Crawl Budget Optimization: How to improve the crawling of your website

The World Wide Web has become a huge mass of information in recent decades and is still growing rapidly. For search engines like Google, it is impossible to fully capture this ever-growing number of web pages which is why they only crawl a certain number of URLs per website. This is commonly referred to as crawl budget. In this article, you will learn why this concept is so important and how to optimize the crawl budget of your website. At the end of the article, you will also find a comprehensive infographic that summarizes the most important points.

Why is crawl budget so important?

Before your site can appear in the search results, it first has to be crawled and indexed by Googlebot. Efficient crawling is essential if you want all your important pages to be added to Google’s index. Therefore you have to properly direct Googlebot through your website so that it can find and crawl all important, high-quality content. This so-called “crawl optimization” has become an important part of search engine optimization.
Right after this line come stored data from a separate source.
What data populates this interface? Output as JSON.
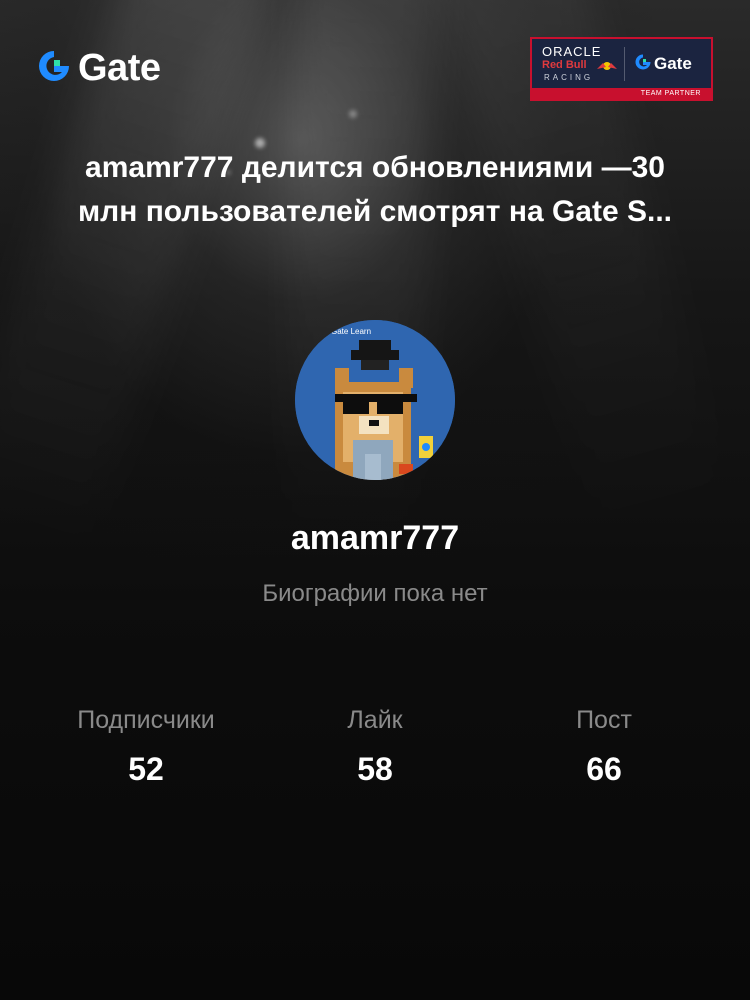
{
  "brand": {
    "logo_text": "Gate",
    "logo_icon": "gate-logo-icon",
    "accent_color": "#1f8bff"
  },
  "partner_badge": {
    "oracle": "ORACLE",
    "red_bull": "Red Bull",
    "racing": "RACING",
    "gate": "Gate",
    "footer": "TEAM PARTNER"
  },
  "headline": "amamr777 делится обновлениями —30 млн пользователей смотрят на Gate S...",
  "profile": {
    "avatar_caption": "Gate Learn",
    "username": "amamr777",
    "bio": "Биографии пока нет"
  },
  "stats": [
    {
      "label": "Подписчики",
      "value": "52"
    },
    {
      "label": "Лайк",
      "value": "58"
    },
    {
      "label": "Пост",
      "value": "66"
    }
  ]
}
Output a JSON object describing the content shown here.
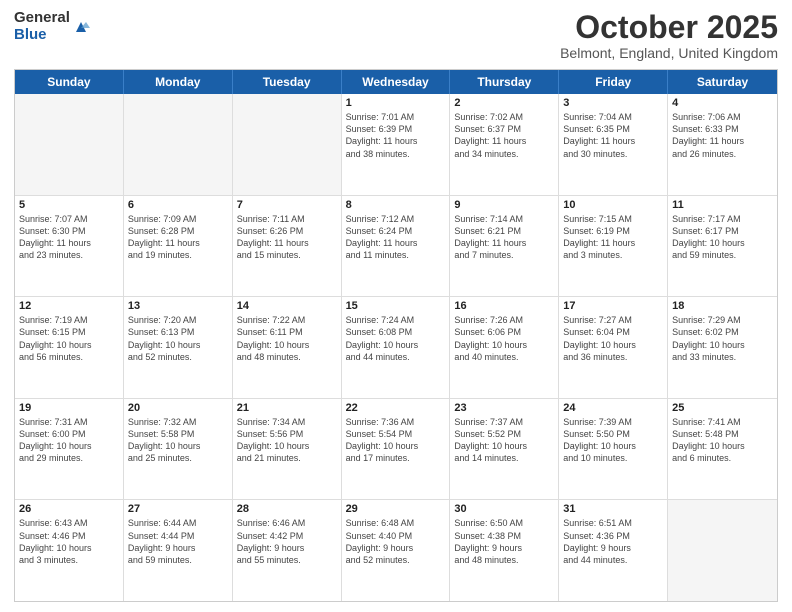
{
  "header": {
    "logo_general": "General",
    "logo_blue": "Blue",
    "month_title": "October 2025",
    "location": "Belmont, England, United Kingdom"
  },
  "day_headers": [
    "Sunday",
    "Monday",
    "Tuesday",
    "Wednesday",
    "Thursday",
    "Friday",
    "Saturday"
  ],
  "rows": [
    [
      {
        "date": "",
        "info": ""
      },
      {
        "date": "",
        "info": ""
      },
      {
        "date": "",
        "info": ""
      },
      {
        "date": "1",
        "info": "Sunrise: 7:01 AM\nSunset: 6:39 PM\nDaylight: 11 hours\nand 38 minutes."
      },
      {
        "date": "2",
        "info": "Sunrise: 7:02 AM\nSunset: 6:37 PM\nDaylight: 11 hours\nand 34 minutes."
      },
      {
        "date": "3",
        "info": "Sunrise: 7:04 AM\nSunset: 6:35 PM\nDaylight: 11 hours\nand 30 minutes."
      },
      {
        "date": "4",
        "info": "Sunrise: 7:06 AM\nSunset: 6:33 PM\nDaylight: 11 hours\nand 26 minutes."
      }
    ],
    [
      {
        "date": "5",
        "info": "Sunrise: 7:07 AM\nSunset: 6:30 PM\nDaylight: 11 hours\nand 23 minutes."
      },
      {
        "date": "6",
        "info": "Sunrise: 7:09 AM\nSunset: 6:28 PM\nDaylight: 11 hours\nand 19 minutes."
      },
      {
        "date": "7",
        "info": "Sunrise: 7:11 AM\nSunset: 6:26 PM\nDaylight: 11 hours\nand 15 minutes."
      },
      {
        "date": "8",
        "info": "Sunrise: 7:12 AM\nSunset: 6:24 PM\nDaylight: 11 hours\nand 11 minutes."
      },
      {
        "date": "9",
        "info": "Sunrise: 7:14 AM\nSunset: 6:21 PM\nDaylight: 11 hours\nand 7 minutes."
      },
      {
        "date": "10",
        "info": "Sunrise: 7:15 AM\nSunset: 6:19 PM\nDaylight: 11 hours\nand 3 minutes."
      },
      {
        "date": "11",
        "info": "Sunrise: 7:17 AM\nSunset: 6:17 PM\nDaylight: 10 hours\nand 59 minutes."
      }
    ],
    [
      {
        "date": "12",
        "info": "Sunrise: 7:19 AM\nSunset: 6:15 PM\nDaylight: 10 hours\nand 56 minutes."
      },
      {
        "date": "13",
        "info": "Sunrise: 7:20 AM\nSunset: 6:13 PM\nDaylight: 10 hours\nand 52 minutes."
      },
      {
        "date": "14",
        "info": "Sunrise: 7:22 AM\nSunset: 6:11 PM\nDaylight: 10 hours\nand 48 minutes."
      },
      {
        "date": "15",
        "info": "Sunrise: 7:24 AM\nSunset: 6:08 PM\nDaylight: 10 hours\nand 44 minutes."
      },
      {
        "date": "16",
        "info": "Sunrise: 7:26 AM\nSunset: 6:06 PM\nDaylight: 10 hours\nand 40 minutes."
      },
      {
        "date": "17",
        "info": "Sunrise: 7:27 AM\nSunset: 6:04 PM\nDaylight: 10 hours\nand 36 minutes."
      },
      {
        "date": "18",
        "info": "Sunrise: 7:29 AM\nSunset: 6:02 PM\nDaylight: 10 hours\nand 33 minutes."
      }
    ],
    [
      {
        "date": "19",
        "info": "Sunrise: 7:31 AM\nSunset: 6:00 PM\nDaylight: 10 hours\nand 29 minutes."
      },
      {
        "date": "20",
        "info": "Sunrise: 7:32 AM\nSunset: 5:58 PM\nDaylight: 10 hours\nand 25 minutes."
      },
      {
        "date": "21",
        "info": "Sunrise: 7:34 AM\nSunset: 5:56 PM\nDaylight: 10 hours\nand 21 minutes."
      },
      {
        "date": "22",
        "info": "Sunrise: 7:36 AM\nSunset: 5:54 PM\nDaylight: 10 hours\nand 17 minutes."
      },
      {
        "date": "23",
        "info": "Sunrise: 7:37 AM\nSunset: 5:52 PM\nDaylight: 10 hours\nand 14 minutes."
      },
      {
        "date": "24",
        "info": "Sunrise: 7:39 AM\nSunset: 5:50 PM\nDaylight: 10 hours\nand 10 minutes."
      },
      {
        "date": "25",
        "info": "Sunrise: 7:41 AM\nSunset: 5:48 PM\nDaylight: 10 hours\nand 6 minutes."
      }
    ],
    [
      {
        "date": "26",
        "info": "Sunrise: 6:43 AM\nSunset: 4:46 PM\nDaylight: 10 hours\nand 3 minutes."
      },
      {
        "date": "27",
        "info": "Sunrise: 6:44 AM\nSunset: 4:44 PM\nDaylight: 9 hours\nand 59 minutes."
      },
      {
        "date": "28",
        "info": "Sunrise: 6:46 AM\nSunset: 4:42 PM\nDaylight: 9 hours\nand 55 minutes."
      },
      {
        "date": "29",
        "info": "Sunrise: 6:48 AM\nSunset: 4:40 PM\nDaylight: 9 hours\nand 52 minutes."
      },
      {
        "date": "30",
        "info": "Sunrise: 6:50 AM\nSunset: 4:38 PM\nDaylight: 9 hours\nand 48 minutes."
      },
      {
        "date": "31",
        "info": "Sunrise: 6:51 AM\nSunset: 4:36 PM\nDaylight: 9 hours\nand 44 minutes."
      },
      {
        "date": "",
        "info": ""
      }
    ]
  ]
}
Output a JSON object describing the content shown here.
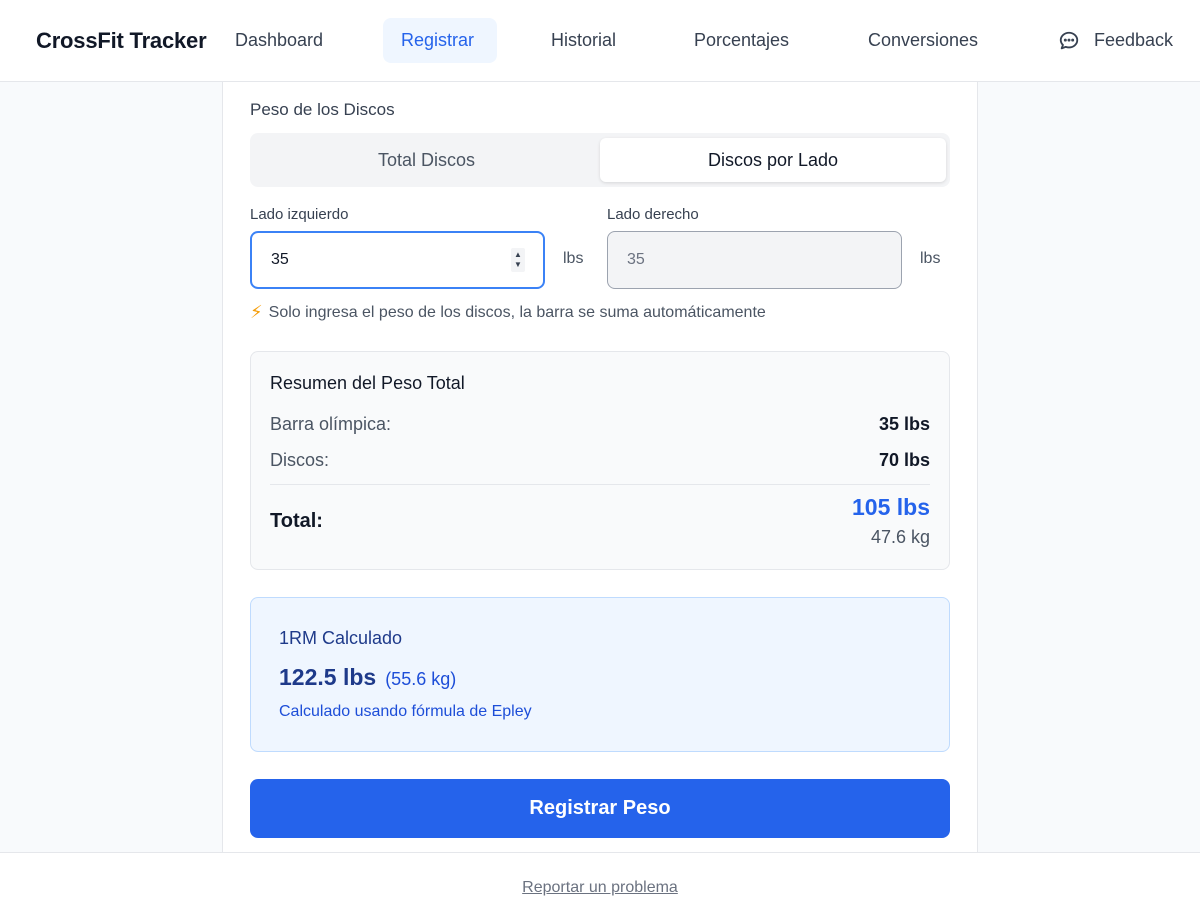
{
  "header": {
    "brand": "CrossFit Tracker",
    "nav": [
      "Dashboard",
      "Registrar",
      "Historial",
      "Porcentajes",
      "Conversiones"
    ],
    "active_nav": "Registrar",
    "feedback_label": "Feedback",
    "feedback_icon": "chat-bubble-icon"
  },
  "form": {
    "section_label": "Peso de los Discos",
    "toggle": {
      "total_label": "Total Discos",
      "lado_label": "Discos por Lado",
      "selected": "Discos por Lado"
    },
    "left": {
      "label": "Lado izquierdo",
      "value": "35",
      "unit": "lbs"
    },
    "right": {
      "label": "Lado derecho",
      "value": "35",
      "unit": "lbs"
    },
    "hint_icon": "⚡",
    "hint": "Solo ingresa el peso de los discos, la barra se suma automáticamente"
  },
  "summary": {
    "title": "Resumen del Peso Total",
    "bar_label": "Barra olímpica:",
    "bar_value": "35 lbs",
    "plates_label": "Discos:",
    "plates_value": "70 lbs",
    "total_label": "Total:",
    "total_lbs": "105 lbs",
    "total_kg": "47.6 kg"
  },
  "one_rm": {
    "title": "1RM Calculado",
    "value_lbs": "122.5 lbs",
    "value_kg": "(55.6 kg)",
    "note": "Calculado usando fórmula de Epley"
  },
  "submit_label": "Registrar Peso",
  "footer": {
    "report_link": "Reportar un problema"
  },
  "colors": {
    "accent": "#2563eb",
    "accent_light": "#eff6ff",
    "text_dark": "#111827"
  }
}
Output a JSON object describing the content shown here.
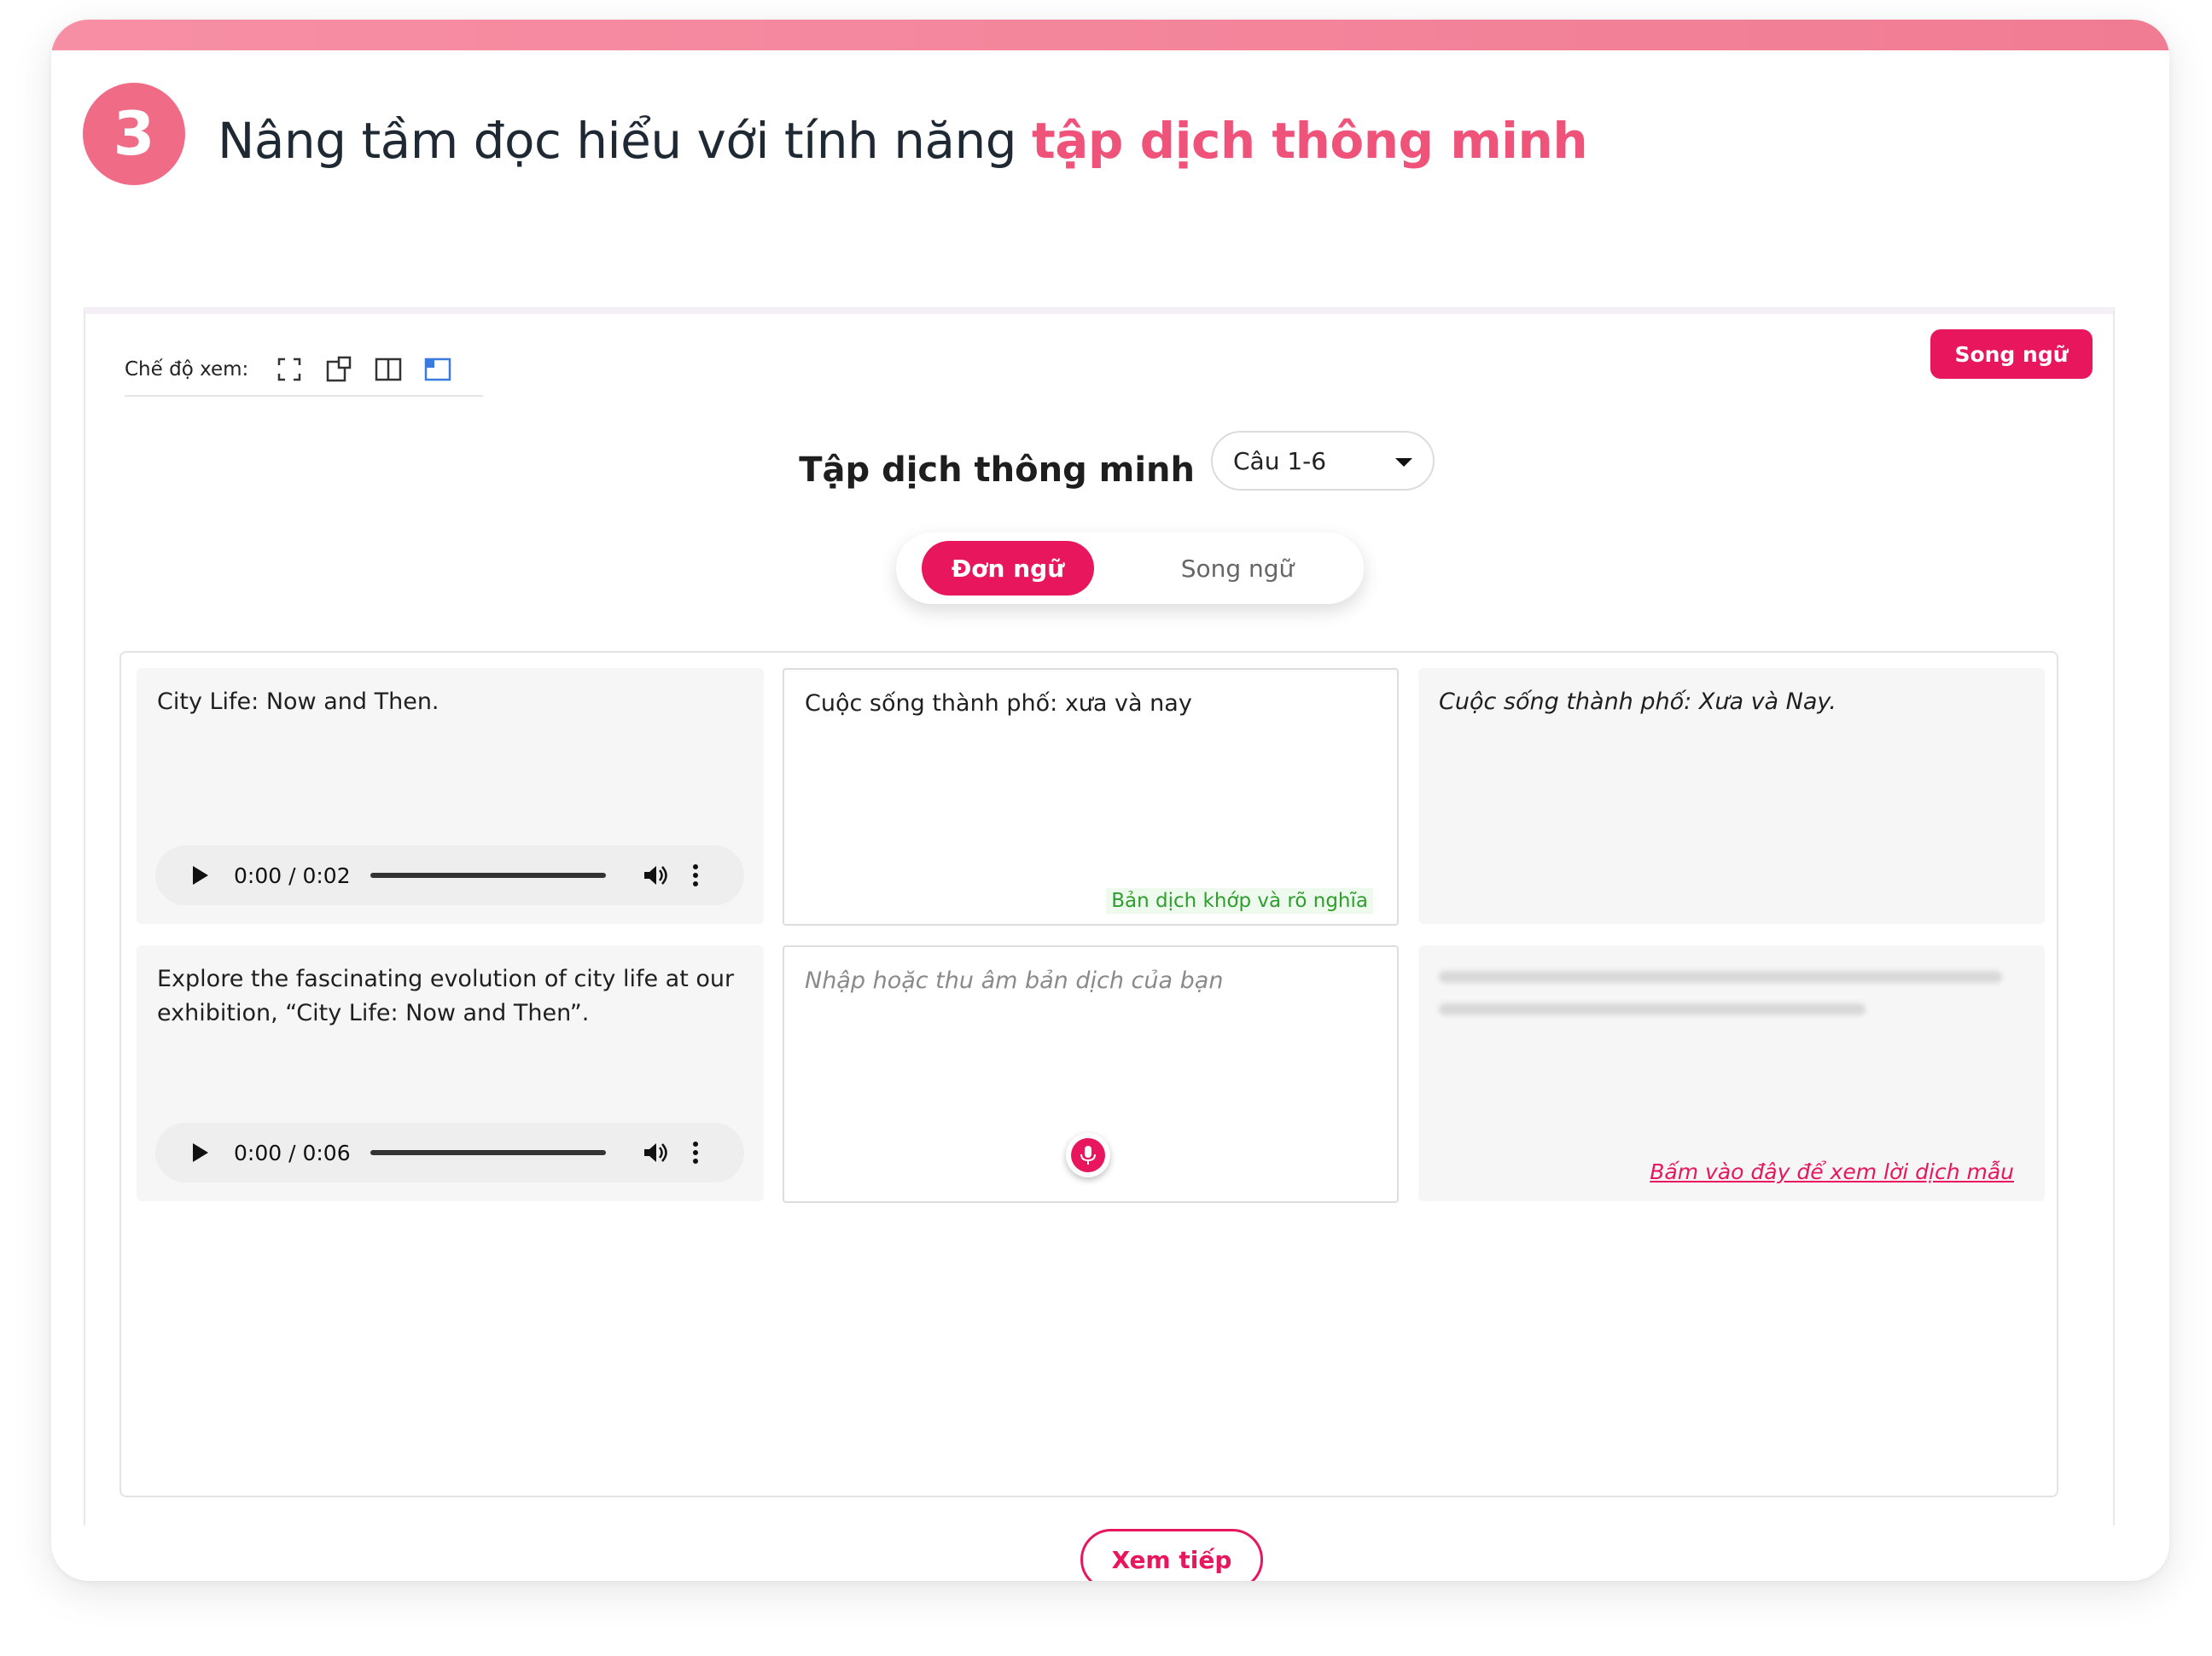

Crawl optimization is especially relevant for large websites with many subpages (e.g., online shops). Due to the high number of URLs, there’s the danger that Google spends too much time on irrelevant areas of these websites, stops crawling and thus can’t find the important pages. Small and medium-sized websites with a few thousand URLs usually do not have to worry. Google can easily capture all subpages there and include them in its index.

Defining crawl budget

Before you start optimizing the crawl budget of your website, you have to understand what the term really means. Google published a detailed article about this topic on its Webmaster Central blog. The most important aspects are summarized below:

Basically, the term “crawl budget” includes two concepts: crawl rate & crawl demand.

Crawl Rate refers to the number of simultaneous parallel connections that Googlebot can use to crawl your website. It depends on how fast your server responds and whether there are technical errors.

Crawl Demand describes how important your website is to Google and depends on the popularity of your site. For example, if your site has few backlinks or outdated content, Google may find it less interesting and not use the maximum crawl rate that would be technically possible.

In summary, the term crawl budget thus describes the number of URLs on your website that Googlebot can crawl from a technical point of view and also wants to crawl from a content perspective.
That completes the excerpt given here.